A ideia de loucura é um bom ponto de entrada para o resto do trabalho de Foucault. Assim como na História da Loucura ele procura encontrar as raízes históricas contingentes de um fenômeno aparentemente objetivo e universal, ao longo de seu corpus Foucault se ocupa das estruturas e tecnologias ordenadoras que dão origem aos sistemas de conhecimento / discurso e consequentemente aos objetos com os quais esses sistemas estão em causa. Suas investigações são em grande parte estruturalistas em tenor: como as distinções e limites dentro de nossas taxonomias tornam possíveis as experiências e objetos que povoam a realidade? Quais conjuntos alternativos de diferenças, que modos alternativos de ordem são possíveis? Já existiu historicamente? Pode surgir do colapso do sistema atual?

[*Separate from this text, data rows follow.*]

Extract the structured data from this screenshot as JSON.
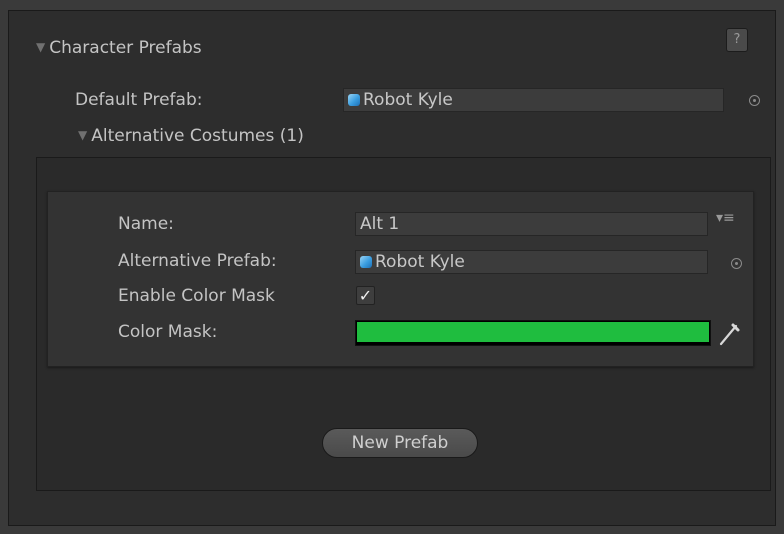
{
  "section": {
    "title": "Character Prefabs",
    "help_label": "?"
  },
  "default_prefab": {
    "label": "Default Prefab:",
    "value": "Robot Kyle"
  },
  "alternatives": {
    "label": "Alternative Costumes",
    "count": "(1)",
    "element": {
      "name_label": "Name:",
      "name_value": "Alt 1",
      "prefab_label": "Alternative Prefab:",
      "prefab_value": "Robot Kyle",
      "enable_mask_label": "Enable Color Mask",
      "enable_mask_checked": true,
      "color_mask_label": "Color Mask:",
      "color_mask_value": "#1fbd3f"
    },
    "new_button_label": "New Prefab"
  },
  "icons": {
    "foldout": "triangle-down-icon",
    "object": "prefab-cube-icon",
    "picker": "object-picker-icon",
    "menu": "element-menu-icon",
    "eyedropper": "eyedropper-icon",
    "help": "help-icon"
  }
}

Cada livro sucessivo assume um objeto particular de conhecimento ou instituição política (loucura, hospitalização, as ciências humanas, aprisionamento, sexualidade) e realiza uma escavação "arqueológica" de suas raízes históricas. Inicialmente, essas investigações são amplamente dominadas por modos de análise quase-estruturalistas e quase-fenomenológicos - muito é feito de teorias cambiantes de gramática e taxonomia em A Ordem das Coisas, e há amplas discussões sobre modos de experiência na História da Loucura - mas à medida que Foucault amadurece, a influência dos estruturalistas desaparece e é substituída por seus verdadeiros amores: Martin Heidegger e Friedrich Nietzsche.

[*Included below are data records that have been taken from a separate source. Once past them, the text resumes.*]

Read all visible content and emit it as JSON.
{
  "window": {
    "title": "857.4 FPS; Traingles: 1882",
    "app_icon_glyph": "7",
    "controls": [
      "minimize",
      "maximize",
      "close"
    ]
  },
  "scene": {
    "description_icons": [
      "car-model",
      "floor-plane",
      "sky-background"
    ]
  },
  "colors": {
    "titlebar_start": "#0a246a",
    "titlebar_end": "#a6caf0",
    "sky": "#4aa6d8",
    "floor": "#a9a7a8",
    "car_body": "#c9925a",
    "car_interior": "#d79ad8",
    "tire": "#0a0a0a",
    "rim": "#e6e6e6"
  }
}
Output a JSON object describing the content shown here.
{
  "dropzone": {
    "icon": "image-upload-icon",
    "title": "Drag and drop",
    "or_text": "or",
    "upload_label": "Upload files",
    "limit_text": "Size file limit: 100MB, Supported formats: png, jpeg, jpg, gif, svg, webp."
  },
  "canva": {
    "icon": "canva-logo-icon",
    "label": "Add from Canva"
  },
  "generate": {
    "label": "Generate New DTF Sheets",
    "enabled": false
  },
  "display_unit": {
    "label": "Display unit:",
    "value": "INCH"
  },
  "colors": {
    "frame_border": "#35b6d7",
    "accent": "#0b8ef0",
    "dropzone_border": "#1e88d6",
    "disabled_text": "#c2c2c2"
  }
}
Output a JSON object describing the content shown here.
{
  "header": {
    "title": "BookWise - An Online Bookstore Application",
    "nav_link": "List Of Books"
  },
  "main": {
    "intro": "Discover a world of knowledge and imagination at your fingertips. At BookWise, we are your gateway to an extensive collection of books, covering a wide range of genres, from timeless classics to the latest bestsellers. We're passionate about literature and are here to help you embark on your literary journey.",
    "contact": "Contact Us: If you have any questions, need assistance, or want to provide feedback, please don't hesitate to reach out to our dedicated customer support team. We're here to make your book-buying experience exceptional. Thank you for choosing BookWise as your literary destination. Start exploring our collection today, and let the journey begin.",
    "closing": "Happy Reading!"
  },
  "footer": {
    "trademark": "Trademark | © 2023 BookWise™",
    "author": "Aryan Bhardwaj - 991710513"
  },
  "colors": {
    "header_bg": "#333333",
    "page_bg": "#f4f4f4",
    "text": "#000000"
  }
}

O famoso ensaio de Foucault, "Nietzsche, Genealogia, História", esclarece sua relação com Nietzsche. O próprio Foucault descreveu seu trabalho como uma continuação do projeto genealógico de Nietzsche. No entanto, ao contrário de Nietzsche, Foucault rejeita toda a hermenêutica da profundidade e insiste em permanecer no nível do cotidiano, restringindo sua análise aos “fenômenos superficiais” sem qualquer redução a uma vontade ou intenção secreta governando a história. Como em Nietzsche, o poder é uma preocupação central na genealogia foucaultiana, mas aqui o poder não é uma vontade oculta de dominação. Em vez disso, Foucault a define como o campo das relações de força pelas quais a ordem é sustentada e transformada, e a composição dessas relações em sistemas e instituições. O poder não é soberania, mas a diferença, e o surgimento de diferenças dentro do campo das relações de poder é o que impulsiona a mudança e cria novos objetos de experiência, novas lutas, novas realidades.

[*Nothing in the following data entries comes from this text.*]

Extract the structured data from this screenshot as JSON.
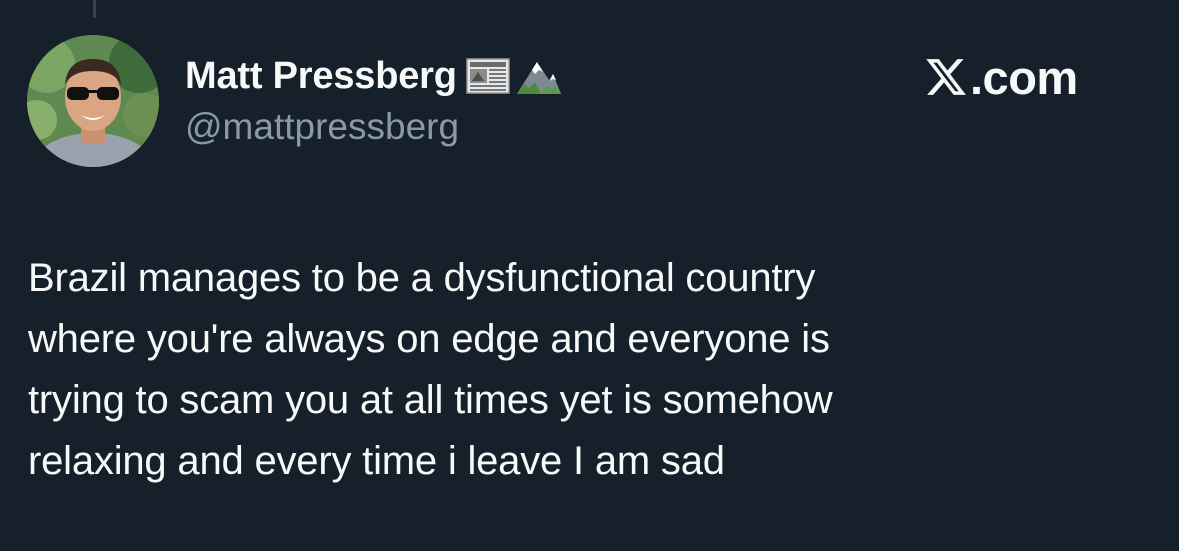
{
  "tweet": {
    "author": {
      "display_name": "Matt Pressberg",
      "handle": "@mattpressberg",
      "badges": [
        "newspaper-emoji",
        "mountain-emoji"
      ],
      "avatar": "profile-photo"
    },
    "brand": {
      "icon": "x-logo-icon",
      "text": ".com"
    },
    "text": "Brazil manages to be a dysfunctional country\nwhere you're always on edge and everyone is\ntrying to scam you at all times yet is somehow\nrelaxing and every time i leave I am sad"
  },
  "colors": {
    "background": "#15202b",
    "text_primary": "#f7f9f9",
    "text_secondary": "#8b98a5",
    "thread_line": "#38444d"
  }
}
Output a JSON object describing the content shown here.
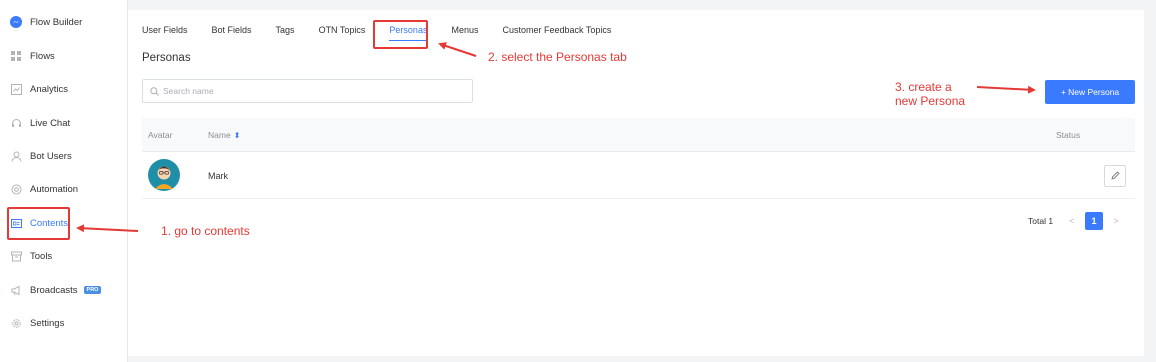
{
  "sidebar": {
    "items": [
      {
        "label": "Flow Builder",
        "icon": "messenger-icon"
      },
      {
        "label": "Flows",
        "icon": "grid-icon"
      },
      {
        "label": "Analytics",
        "icon": "chart-icon"
      },
      {
        "label": "Live Chat",
        "icon": "headset-icon"
      },
      {
        "label": "Bot Users",
        "icon": "user-icon"
      },
      {
        "label": "Automation",
        "icon": "automation-icon"
      },
      {
        "label": "Contents",
        "icon": "contents-icon"
      },
      {
        "label": "Tools",
        "icon": "tools-icon"
      },
      {
        "label": "Broadcasts",
        "icon": "megaphone-icon",
        "badge": "PRO"
      },
      {
        "label": "Settings",
        "icon": "gear-icon"
      }
    ]
  },
  "tabs": [
    {
      "label": "User Fields"
    },
    {
      "label": "Bot Fields"
    },
    {
      "label": "Tags"
    },
    {
      "label": "OTN Topics"
    },
    {
      "label": "Personas"
    },
    {
      "label": "Menus"
    },
    {
      "label": "Customer Feedback Topics"
    }
  ],
  "page": {
    "title": "Personas",
    "search_placeholder": "Search name",
    "new_button": "+ New Persona"
  },
  "table": {
    "headers": {
      "avatar": "Avatar",
      "name": "Name",
      "status": "Status"
    },
    "rows": [
      {
        "name": "Mark"
      }
    ]
  },
  "pagination": {
    "total": "Total 1",
    "current": "1",
    "prev": "<",
    "next": ">"
  },
  "annotations": {
    "step1": "1. go to contents",
    "step2": "2. select the Personas tab",
    "step3_line1": "3. create a",
    "step3_line2": "new Persona"
  },
  "colors": {
    "accent": "#3a7afe",
    "annotation": "#e53935"
  }
}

A concepção de poder de Foucault está tão ligada à visão estruturalista das raízes do significado na diferença quanto à compreensão de Heidegger sobre o que permite que os objetos surjam no cotidiano preocupante da existência humana. Sistemas de valor e preocupação impulsionam a ramificação de distinções em discursos particulares (considere a conexão entre os requisitos para cargos efetivos e mudanças geracionais na pesquisa acadêmica) e, em última análise, mudam a orientação do conhecimento em geral.
Para Foucault, as relações de poder transformam o “senso comum”, criam amplos sistemas de preconceito e determinam os sistemas padrão de valor e consciência dentro da sociedade. A análise das relações de poder e seu impacto na formação de estruturas discursivas é a maior contribuição filosófica de Foucault, e vale a pena ler - se não por outra razão - simplesmente pelas espécies de crítica que esse modo de análise possibilita.